Today, we are celebrating the Feast of the Holy Family. As we follow the Gospels of Matthew and Luke, let us fix our gaze on Jesus, Mary and Joseph and adore the mystery of a God who chose to be born of a woman, the Blessed Virgin, and to enter this world in the way common to all humankind. By so doing he sanctified the reality of the family, filling it with divine grace and fully revealing its vocation and mission. The Second Vatican Council dedicated much attention to the family. Married partners, it said, must be witnesses of faith to each other and to their children (cf. Lumen Gentium, n. 35). The Christian family thus shares in the Church’s prophetic vocation: with its way of living it “proclaims aloud both the present power of the Kingdom of God and the hope of the blessed life” (ibid.). Then, as my venerable Predecessor John Paul II tirelessly repeated, the good of the person and of society is closely connected to the “healthy state” of the family (cf. Gaudium et Spes, n. 47). The Church, therefore, is committed to defending and to fostering “the dignity and supremely sacred value of the married state” (ibid.). To this end, an important event is being held in Madrid this very day, whose participants I now address in Spanish.

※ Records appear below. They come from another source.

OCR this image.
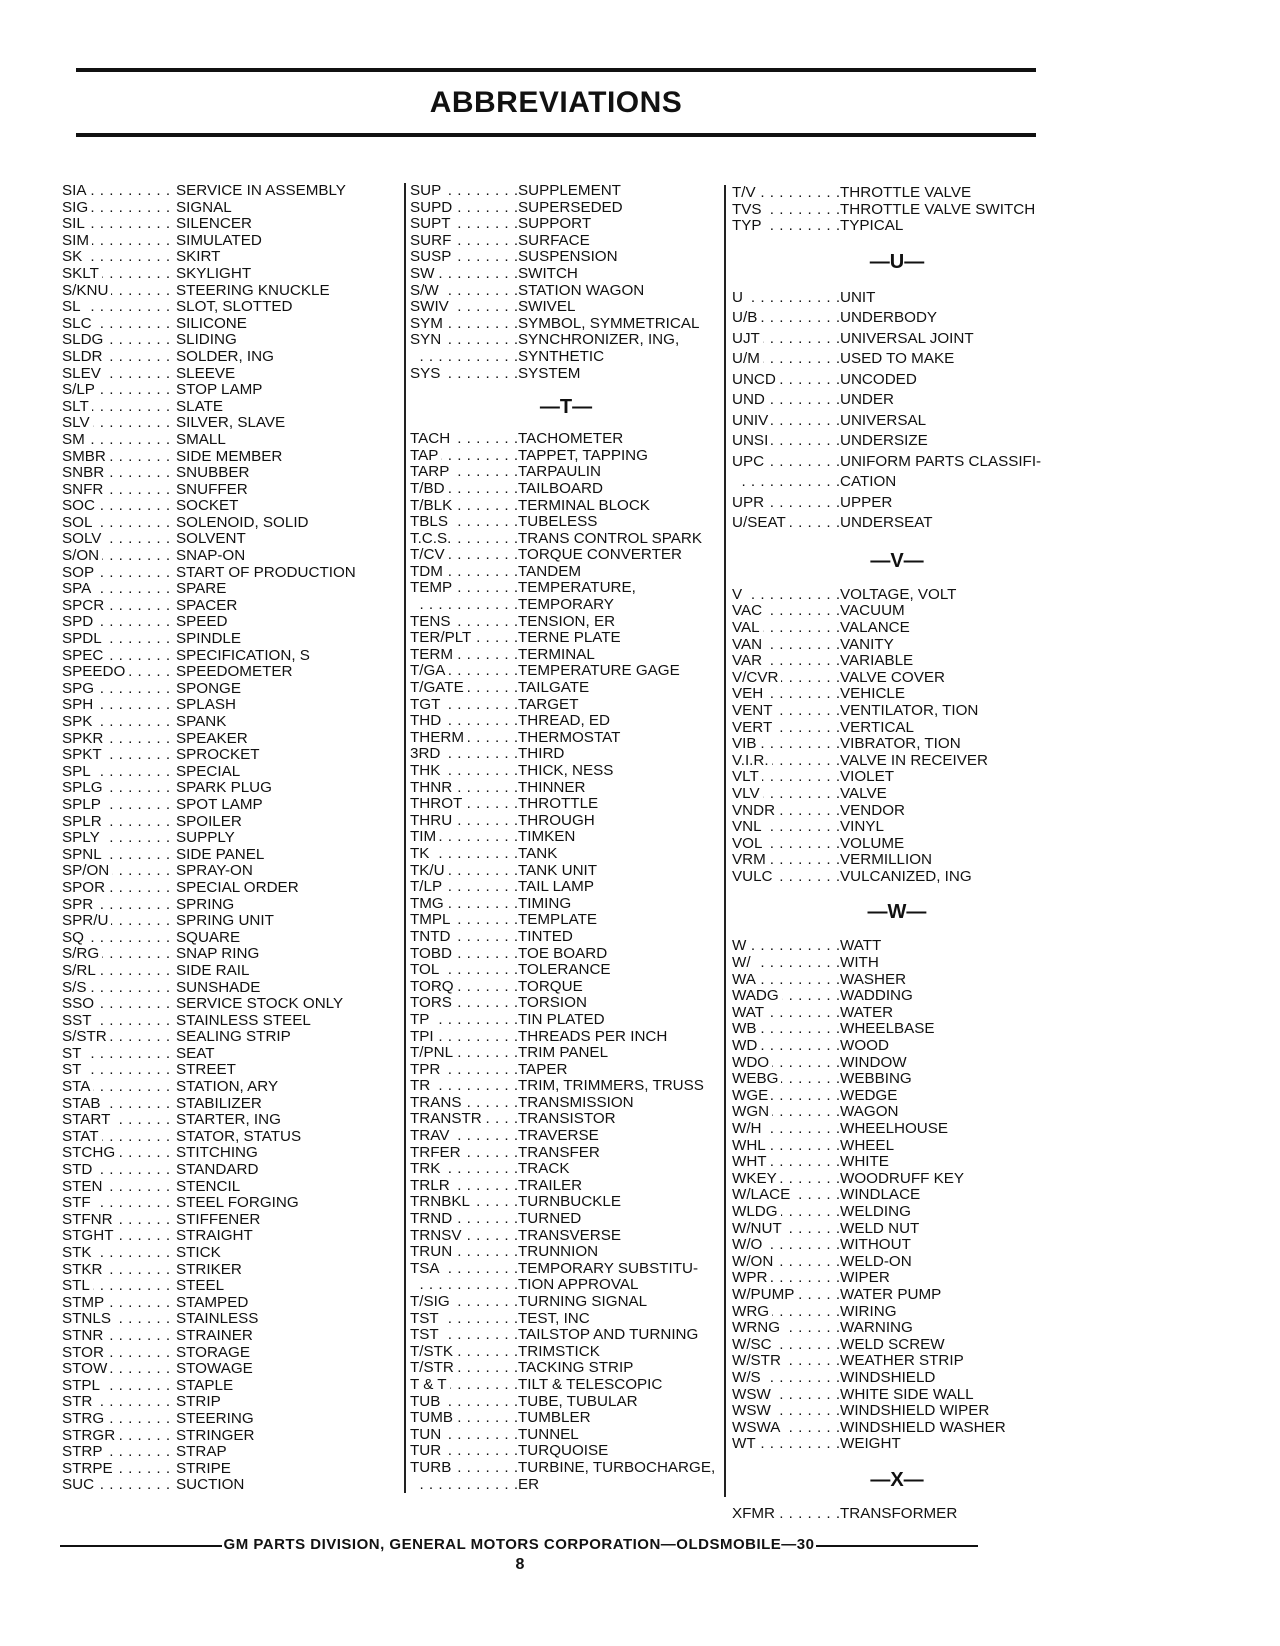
ABBREVIATIONS
SIA . . .	SERVICE IN ASSEMBLY
SIG . . .	SIGNAL
SIL . . .	SILENCER
SIM . . .	SIMULATED
SK . . .	SKIRT
SKLT . . .	SKYLIGHT
S/KNU . . .	STEERING KNUCKLE
SL . . .	SLOT, SLOTTED
SLC . . .	SILICONE
SLDG . . .	SLIDING
SLDR . . .	SOLDER, ING
SLEV . . .	SLEEVE
S/LP . . .	STOP LAMP
SLT . . .	SLATE
SLV . . .	SILVER, SLAVE
SM . . .	SMALL
SMBR . . .	SIDE MEMBER
SNBR . . .	SNUBBER
SNFR . . .	SNUFFER
SOC . . .	SOCKET
SOL . . .	SOLENOID, SOLID
SOLV . . .	SOLVENT
S/ON . . .	SNAP-ON
SOP . . .	START OF PRODUCTION
SPA . . .	SPARE
SPCR . . .	SPACER
SPD . . .	SPEED
SPDL . . .	SPINDLE
SPEC . . .	SPECIFICATION, S
SPEEDO . . .	SPEEDOMETER
SPG . . .	SPONGE
SPH . . .	SPLASH
SPK . . .	SPANK
SPKR . . .	SPEAKER
SPKT . . .	SPROCKET
SPL . . .	SPECIAL
SPLG . . .	SPARK PLUG
SPLP . . .	SPOT LAMP
SPLR . . .	SPOILER
SPLY . . .	SUPPLY
SPNL . . .	SIDE PANEL
SP/ON . . .	SPRAY-ON
SPOR . . .	SPECIAL ORDER
SPR . . .	SPRING
SPR/U . . .	SPRING UNIT
SQ . . .	SQUARE
S/RG . . .	SNAP RING
S/RL . . .	SIDE RAIL
S/S . . .	SUNSHADE
SSO . . .	SERVICE STOCK ONLY
SST . . .	STAINLESS STEEL
S/STR . . .	SEALING STRIP
ST . . .	SEAT
ST . . .	STREET
STA . . .	STATION, ARY
STAB . . .	STABILIZER
START . . .	STARTER, ING
STAT . . .	STATOR, STATUS
STCHG . . .	STITCHING
STD . . .	STANDARD
STEN . . .	STENCIL
STF . . .	STEEL FORGING
STFNR . . .	STIFFENER
STGHT . . .	STRAIGHT
STK . . .	STICK
STKR . . .	STRIKER
STL . . .	STEEL
STMP . . .	STAMPED
STNLS . . .	STAINLESS
STNR . . .	STRAINER
STOR . . .	STORAGE
STOW . . .	STOWAGE
STPL . . .	STAPLE
STR . . .	STRIP
STRG . . .	STEERING
STRGR . . .	STRINGER
STRP . . .	STRAP
STRPE . . .	STRIPE
SUC . . .	SUCTION
SUP . . .	SUPPLEMENT
SUPD . . .	SUPERSEDED
SUPT . . .	SUPPORT
SURF . . .	SURFACE
SUSP . . .	SUSPENSION
SW . . .	SWITCH
S/W . . .	STATION WAGON
SWIV . . .	SWIVEL
SYM . . .	SYMBOL, SYMMETRICAL
SYN . . .	SYNCHRONIZER, ING,
. . .
SYNTHETIC
SYS . . .	SYSTEM
—T—
TACH . . .	TACHOMETER
TAP . . .	TAPPET, TAPPING
TARP . . .	TARPAULIN
T/BD . . .	TAILBOARD
T/BLK . . .	TERMINAL BLOCK
TBLS . . .	TUBELESS
T.C.S. . . .	TRANS CONTROL SPARK
T/CV . . .	TORQUE CONVERTER
TDM . . .	TANDEM
TEMP . . .	TEMPERATURE,
. . .
TEMPORARY
TENS . . .	TENSION, ER
TER/PLT . . .	TERNE PLATE
TERM . . .	TERMINAL
T/GA . . .	TEMPERATURE GAGE
T/GATE . . .	TAILGATE
TGT . . .	TARGET
THD . . .	THREAD, ED
THERM . . .	THERMOSTAT
3RD . . .	THIRD
THK . . .	THICK, NESS
THNR . . .	THINNER
THROT . . .	THROTTLE
THRU . . .	THROUGH
TIM . . .	TIMKEN
TK . . .	TANK
TK/U . . .	TANK UNIT
T/LP . . .	TAIL LAMP
TMG . . .	TIMING
TMPL . . .	TEMPLATE
TNTD . . .	TINTED
TOBD . . .	TOE BOARD
TOL . . .	TOLERANCE
TORQ . . .	TORQUE
TORS . . .	TORSION
TP . . .	TIN PLATED
TPI . . .	THREADS PER INCH
T/PNL . . .	TRIM PANEL
TPR . . .	TAPER
TR . . .	TRIM, TRIMMERS, TRUSS
TRANS . . .	TRANSMISSION
TRANSTR . . .	TRANSISTOR
TRAV . . .	TRAVERSE
TRFER . . .	TRANSFER
TRK . . .	TRACK
TRLR . . .	TRAILER
TRNBKL . . .	TURNBUCKLE
TRND . . .	TURNED
TRNSV . . .	TRANSVERSE
TRUN . . .	TRUNNION
TSA . . .	TEMPORARY SUBSTITU-
. . .
TION APPROVAL
T/SIG . . .	TURNING SIGNAL
TST . . .	TEST, INC
TST . . .	TAILSTOP AND TURNING
T/STK . . .	TRIMSTICK
T/STR . . .	TACKING STRIP
T & T . . .	TILT & TELESCOPIC
TUB . . .	TUBE, TUBULAR
TUMB . . .	TUMBLER
TUN . . .	TUNNEL
TUR . . .	TURQUOISE
TURB . . .	TURBINE, TURBOCHARGE,
. . .
ER
T/V . . .	THROTTLE VALVE
TVS . . .	THROTTLE VALVE SWITCH
TYP . . .	TYPICAL
—U—
U . . .	UNIT
U/B . . .	UNDERBODY
UJT . . .	UNIVERSAL JOINT
U/M . . .	USED TO MAKE
UNCD . . .	UNCODED
UND . . .	UNDER
UNIV . . .	UNIVERSAL
UNSI . . .	UNDERSIZE
UPC . . .	UNIFORM PARTS CLASSIFI-
. . .
CATION
UPR . . .	UPPER
U/SEAT . . .	UNDERSEAT
—V—
V . . .	VOLTAGE, VOLT
VAC . . .	VACUUM
VAL . . .	VALANCE
VAN . . .	VANITY
VAR . . .	VARIABLE
V/CVR . . .	VALVE COVER
VEH . . .	VEHICLE
VENT . . .	VENTILATOR, TION
VERT . . .	VERTICAL
VIB . . .	VIBRATOR, TION
V.I.R. . . .	VALVE IN RECEIVER
VLT . . .	VIOLET
VLV . . .	VALVE
VNDR . . .	VENDOR
VNL . . .	VINYL
VOL . . .	VOLUME
VRM . . .	VERMILLION
VULC . . .	VULCANIZED, ING
—W—
W . . .	WATT
W/ . . .	WITH
WA . . .	WASHER
WADG . . .	WADDING
WAT . . .	WATER
WB . . .	WHEELBASE
WD . . .	WOOD
WDO . . .	WINDOW
WEBG . . .	WEBBING
WGE . . .	WEDGE
WGN . . .	WAGON
W/H . . .	WHEELHOUSE
WHL . . .	WHEEL
WHT . . .	WHITE
WKEY . . .	WOODRUFF KEY
W/LACE . . .	WINDLACE
WLDG . . .	WELDING
W/NUT . . .	WELD NUT
W/O . . .	WITHOUT
W/ON . . .	WELD-ON
WPR . . .	WIPER
W/PUMP . . .	WATER PUMP
WRG . . .	WIRING
WRNG . . .	WARNING
W/SC . . .	WELD SCREW
W/STR . . .	WEATHER STRIP
W/S . . .	WINDSHIELD
WSW . . .	WHITE SIDE WALL
WSW . . .	WINDSHIELD WIPER
WSWA . . .	WINDSHIELD WASHER
WT . . .	WEIGHT
—X—
XFMR . . .	TRANSFORMER
GM PARTS DIVISION, GENERAL MOTORS CORPORATION—OLDSMOBILE—30
8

I greet the participants in the Meeting for Families that is taking place in Madrid this Sunday, together with the Cardinals, Bishops and priests who have accompanied them. In contemplating the mystery of the Son of God who came into the world surrounded by the love of Mary and Joseph, I ask Christian families to experience the loving presence of the Lord in their lives. I likewise encourage them, drawing inspiration from Christ’s love for humanity, to bear witness to the world of the beauty of human love, marriage and the family. Founded on the indissoluble union between a man and a woman, the family constitutes the privileged context in which human life is welcomed and protected from its beginning to its natural end. Thus, parents have the right and the fundamental obligation to raise their children in the faith and values which give dignity to human life. It is worthwhile working for the family and marriage because it is worthwhile working for the human being, God’s most precious creature. I have a special word for children, so that they may love and pray for their fathers and mothers and their siblings; to young people, so that encouraged by their parents’ love, they may follow generously their own vocation to marriage, priestly or religious life; to the elderly and the sick, so that they may find needed help and understanding. And you, dear spouses, may you always count on God’s grace so that your love may be increasingly fruitful and faithful every day. I entrust the outcome of this celebration to the hands of Mary, who “with her “yes’ she opened the door of our world to God” (Spe Salvi, n. 49). Many thanks and happy holidays!

Let us now turn to the Blessed Virgin, praying for the good of the family and for all the families in the world.

After the Angelus:

I offer a warm welcome to the English-speaking visitors gathered for this Angelus prayer. Today, in the heart of the Christmas Season, the Church celebrates the Holy Family of Jesus, Mary and Joseph. May the mystery of God’s love, made incarnate in the Child Jesus and reflected in the home of Mary and Joseph in Nazareth, dwell in your hearts and in your families throughout the coming year. Upon all of you I invoke an abundance of Christmas joy and peace!